Kallistatin reduces liver injury, serum alanine transaminase levels and hepatic TNF-α expression in cecal ligation and puncture mice
The effect of kallistatin on liver injury was evaluated by H&E staining at 24 hours after polymicrobial infection. As shown in Figure 3A, liver tissues from the CLP control group showed swollen hepatocytes and red blood cell infiltration, but the effects were reversed after kallistatin treatment. Kallistatin administration decreased CLP-induced serum ALT levels (CLP control: 186.8 ± 22.0 U/L, CLP + KS3: 101.1 ± 16.2 U/L, CLP + KS10: 48.5 ± 14.7 U/L; n = 3 to 4, P <0.05; Figure 3B). Kallistatin administration also significantly reduced CLP-induced hepatic TNF-α expression (CLP + KS3: 49 ± 5.4% reduction, CLP + KS10: 63 ± 2.5% reduction; n = 3, P <0.05; Figure 3C) compared to the CLP control group.

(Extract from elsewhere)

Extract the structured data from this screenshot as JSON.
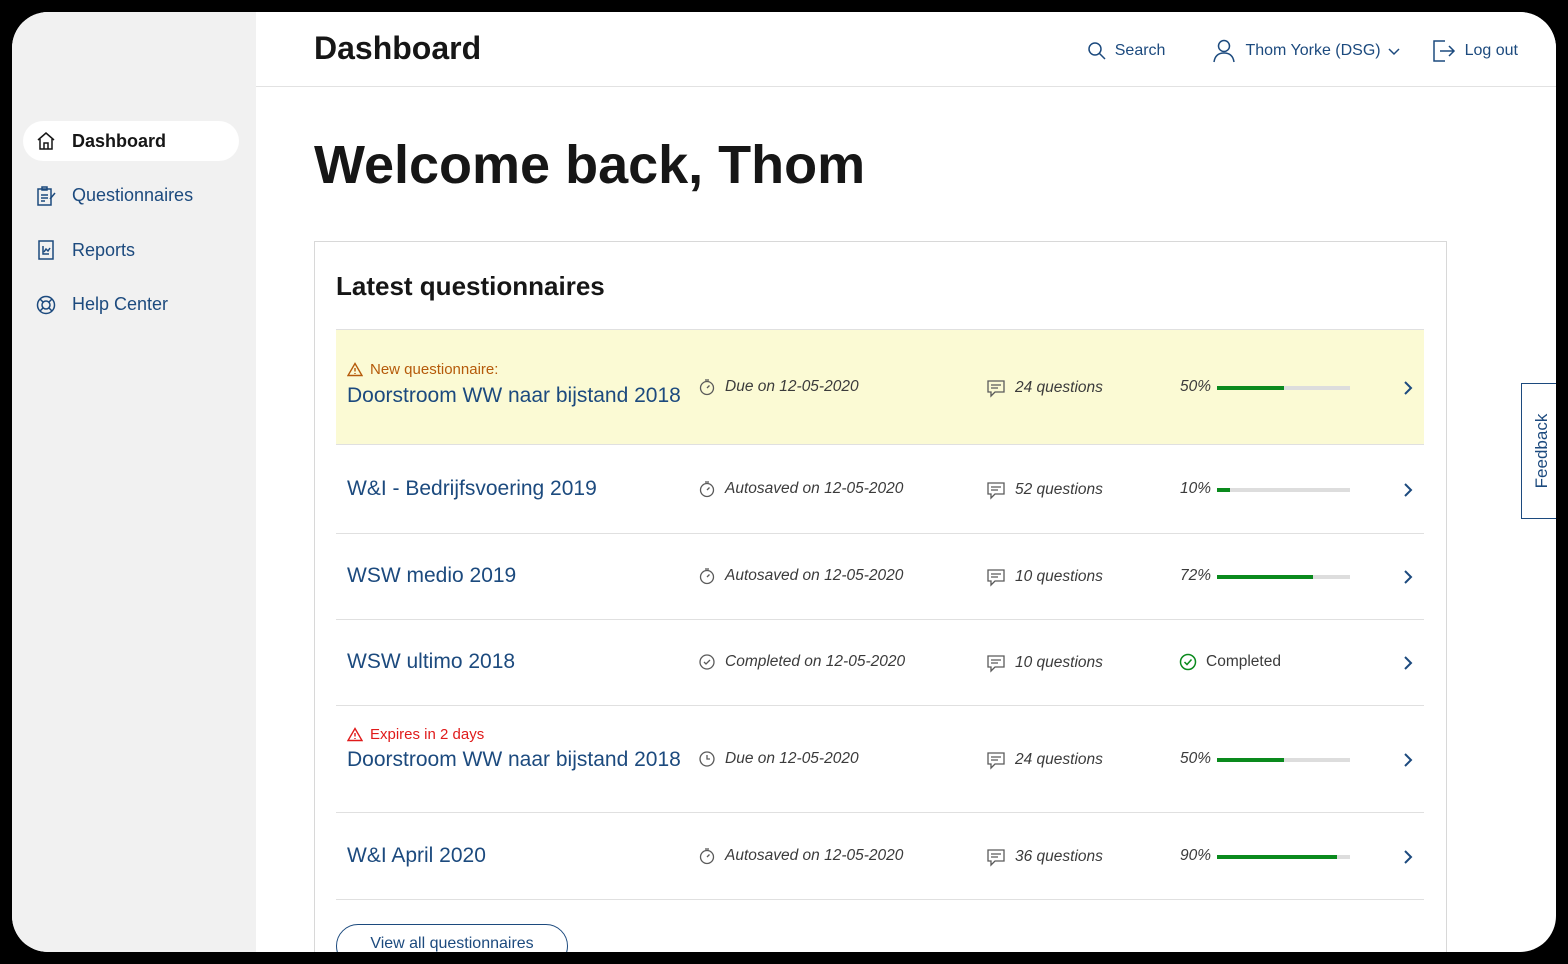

Delayed kallistatin administration prolongs survival of polymicrobial septic and endotoxemic mice
To determine the effect of kallistatin on CLP-induced mortality, kallistatin (20 mg/kg) was injected intravenously into mice at six hours after CLP surgery. A mortality study was conducted and the survival of CLP mice was monitored every 24 hours for a total of six days. Sham-operated mice (n = 16) exhibited 100% survival. All CLP control mice died within four days after CLP, whereas kallistatin administration (20 mg/kg) increased the survival rate by 38% compared to CLP control mice (n = 16, P <0.05; Figure 4A). To determine the effect of kallistatin on LPS-induced mortality, sterile saline or kallistatin (20 mg/kg) was injected intraperitoneally into mice four hours after LPS injection (15 mg/kg). Mouse survival was monitored every 12 hours for a total of four days. Treatment with kallistatin significantly improved the survival rate by 42% compared to the LPS control mice (n = 16, P <0.05; Figure 4B).

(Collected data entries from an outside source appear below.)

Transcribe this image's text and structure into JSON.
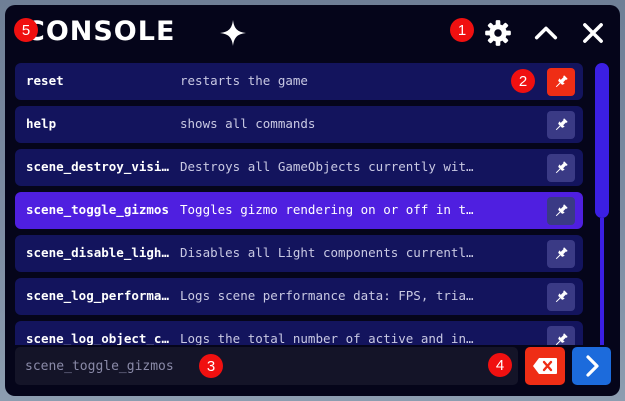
{
  "app": {
    "title": "CONSOLE"
  },
  "commands": [
    {
      "name": "reset",
      "description": "restarts the game",
      "pinned": true,
      "active": false
    },
    {
      "name": "help",
      "description": "shows all commands",
      "pinned": false,
      "active": false
    },
    {
      "name": "scene_destroy_visi…",
      "description": "Destroys all GameObjects currently wit…",
      "pinned": false,
      "active": false
    },
    {
      "name": "scene_toggle_gizmos",
      "description": "Toggles gizmo rendering on or off in t…",
      "pinned": false,
      "active": true
    },
    {
      "name": "scene_disable_ligh…",
      "description": "Disables all Light components currentl…",
      "pinned": false,
      "active": false
    },
    {
      "name": "scene_log_performa…",
      "description": "Logs scene performance data: FPS, tria…",
      "pinned": false,
      "active": false
    },
    {
      "name": "scene_log_object_c…",
      "description": "Logs the total number of active and in…",
      "pinned": false,
      "active": false
    }
  ],
  "input": {
    "value": "",
    "placeholder": "scene_toggle_gizmos"
  },
  "markers": [
    "1",
    "2",
    "3",
    "4",
    "5"
  ],
  "icons": {
    "settings": "gear-icon",
    "collapse": "chevron-up-icon",
    "close": "close-icon",
    "pin": "pin-icon",
    "clear": "backspace-icon",
    "send": "chevron-right-icon",
    "logo": "sparkle-icon"
  },
  "colors": {
    "window_bg": "#05051a",
    "row_bg": "#13145d",
    "row_active": "#4f1fe0",
    "pin_off": "#3a3a85",
    "pin_on": "#ef2d15",
    "clear_button": "#ef2d15",
    "send_button": "#1c6bdc",
    "scrollbar": "#3b1fe3",
    "marker": "#f01010"
  }
}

Kallistatin reduces renal injury and serum creatinine, TNF-α, IL-6 and HMGB1 levels, but increases renal SOCS3 expression in endotoxemic mice
Human kallistatin levels were detected in mouse serum at 22 hours after LPS injection in the kallistatin-treated groups (10 or 20 mg/kg), but not in the control or LPS control groups (LPS + KS10: 1377 ± 141.5 ng/ml, LPS + KS20: 2715 ± 176.3 ng/ml; n = 4 to 5). H&E staining was performed to evaluate the effect of kallistatin on LPS-induced kidney injury at 22 hours after LPS injection. As shown in Figure 5A, treatment with kallistatin ameliorated brush border loss, decreased the number of infiltrated immune cells and reduced tubular injury in the kidneys of mice injected with LPS. Kallistatin treatment significantly lowered LPS-induced serum creatinine levels (LPS control: 1.3 ± 0.2 mg/dL, LPS + KS10: 0.8 ± 0.1 mg/dL, LPS + KS20: 0.5 ± 0.1 mg/dL; n = 4 to 6, P <0.05; Figure 5B). Compared to the LPS control group, kallistatin administration markedly reduced serum levels of TNF-α (LPS control: 122.4 ± 15.3 pg/ml, LPS + KS10: 39.6 ± 5.8 pg/ml, LPS + KS20: 28.7 ± 5.9 pg/ml; n = 3 to 4, P <0.05; Figure 5C) and IL-6 (LPS control: 110.3 ± 18.7 ng/ml, LPS + KS10: 42.5 ± 16.1 ng/ml, LPS + KS20: 50.7 ± 16.1 ng/ml; n = 4 to 5, P <0.05; Figure 5D). Moreover, kallistatin treatment reduced LPS-induced elevation of serum HMGB1 levels (LPS control: 138 ± 35.1 ng/ml, LPS + KS10: 24.9 ± 15.9 ng/ml, LPS + KS20: 44.6 ± 17 ng/ml; n = 4, P <0.05; Figure 5E). LPS challenge dramatically upregulated renal SOCS3 expression compared to the control group (LPS control: 18.1 ± 0.9 fold; n = 3, P <0.05; Figure 5F), and kallistatin administration further increased renal SOCS3 expression compared to the LPS control group (LPS + KS10: 1.5 ± 0.2 fold, LPS + KS20: 1.8 ± 0.2 fold; n = 3, P <0.05; Figure 5F).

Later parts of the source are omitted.